The American and Russian presidents have reached basic agreement on the need for a follow-up treaty to the START arms limitation pact. This followed summit talks at the Kremlin on Monday to "reset" bilateral relations.
The two leaders appeared keen to focus on positive developments
US President Barack Obama and his Russian counterpart, Dmitry Medvedev, signed a "joint understanding" aimed at reducing the number of nuclear warheads held by each of their countries to between 1,500 and 1,675, compared with the maximum 2,200 the existing Strategic Arms Reduction Treaty (START) between their two countries allows.
The two sides are also to aim to reduce the number of missiles capable of delivering the warheads from the current maximum of 1,600 allowed for each side to between 500 and 1,100.
At a press conference following their summit talks at the Kremlin on Monday, Medvedev said Moscow wanted a "fresh start” in relations with Washington despite persisting differences.
Admitting that relations between the two sides were not at an optimal level, he said "Our countries are aiming at cooperation commensurate with the 21st century." Agreeing to forge ahead with disarmament talks, the Russian leader said showed that Russia and the United States were facing up to their superpower responsibilities.
For his part, Obama praised what he called Russia's contribution in stemming nuclear threats to the world. “We resolved to reset US-Russian relations,” he said at the joint press conference.
He stressed the joint efforts being made towards a follow-up to the START treaty, saying the two countries aimed to "lead by example" in cutting back their nuclear weapons.
Skepticism persists in both countries over what can be achieved
Building on recent progress
While admitting that some of the differences between the two sides were not likely to simply fade away, the two leaders sought to highlight progress made in recent months.
"We are confident that we can continue to build on the excellent discussions that we had in London,” Obama said, adding: “And that on a whole host of issues - including security issues, economic issues, energy issues, environmental issues - that the United States and Russia have more in common than they have differences.”
The two countries have agreed to set up a joint commission on some of these issues. More notably, military cooperation, which suffered in the aftermath of the Russia-Georgia conflict last August, is to recommence.
Obama said if the two sides were to continue to hard work in the next few days, they could make “extraordinary progress that would benefit the people of both countries." Echoing those sentiments, Medvedev said not just their two countries but the rest of the world too would gain from better US-Russian relations.
North Korea continues its provocative actions
The US President also said that he and Medvedev shared concerns over nuclear proliferation and related developments in countries like North Korea and Iran.
He said that the two sides had taken “important steps forward to strengthen our security through greater cooperation," adding that he and his Russian counterpart agreed on the “need to combat the threat of violent extremism, particularly from Al-Qaeda".
In an important sign of growing security cooperation, Moscow has agreed to allow US military planes to fly over Russian territory to Afghanistan, which in Obama's words, is a “substantial contribution” that will save the US “time and resources” in its Afghanistan mission.
Medvedev said he saw clear progress in talks with the US on missile defence as the Obama administration was prepared to listen to Russian concerns. He described Monday's summit as a “first but very important step” toward revitalizing relations between the former Cold War foes.
Obama says the US is keen on talking to both Russian leaders
Despite positive talk on both sides, even President Medvedev admitted to the existence of some serious glitches.

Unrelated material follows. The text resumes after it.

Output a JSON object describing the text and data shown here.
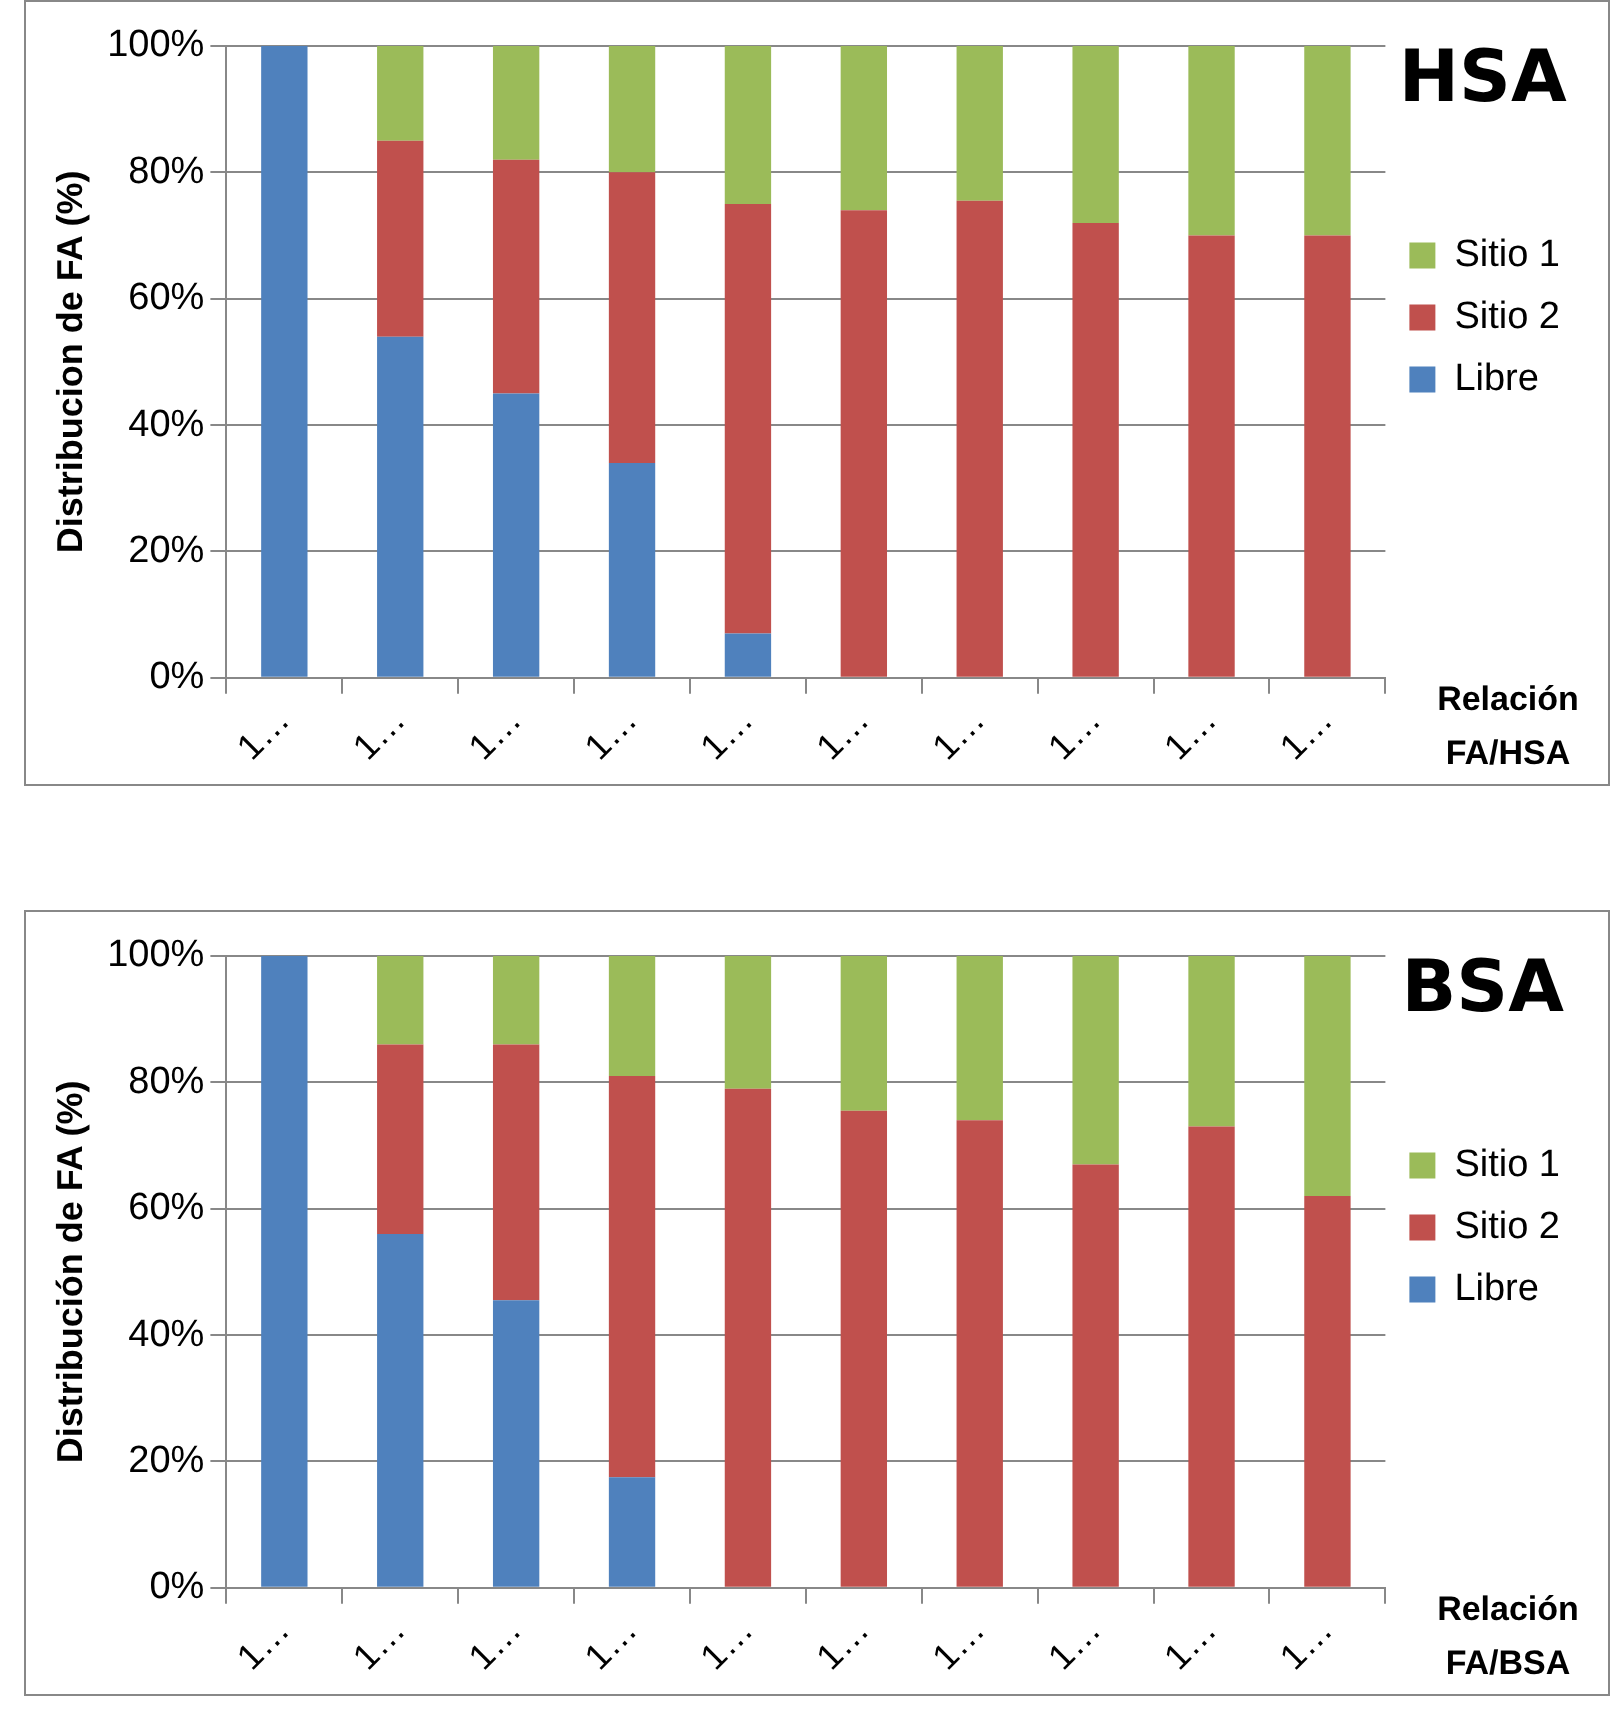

US plans to install a missile defence system in Poland and the Czech Republic which the previous Bush administration said was aimed at countering threats from so-called “rogue states” like Iran. However, Moscow is opposed to the plan and has urged Obama to abandon it.
Just last week, Russian Prime Minister Vladimir Putin urged Washington to drop plans for a missile defence shield. It's a topic that's bound to figure prominently when Obama meets Putin on Tuesday.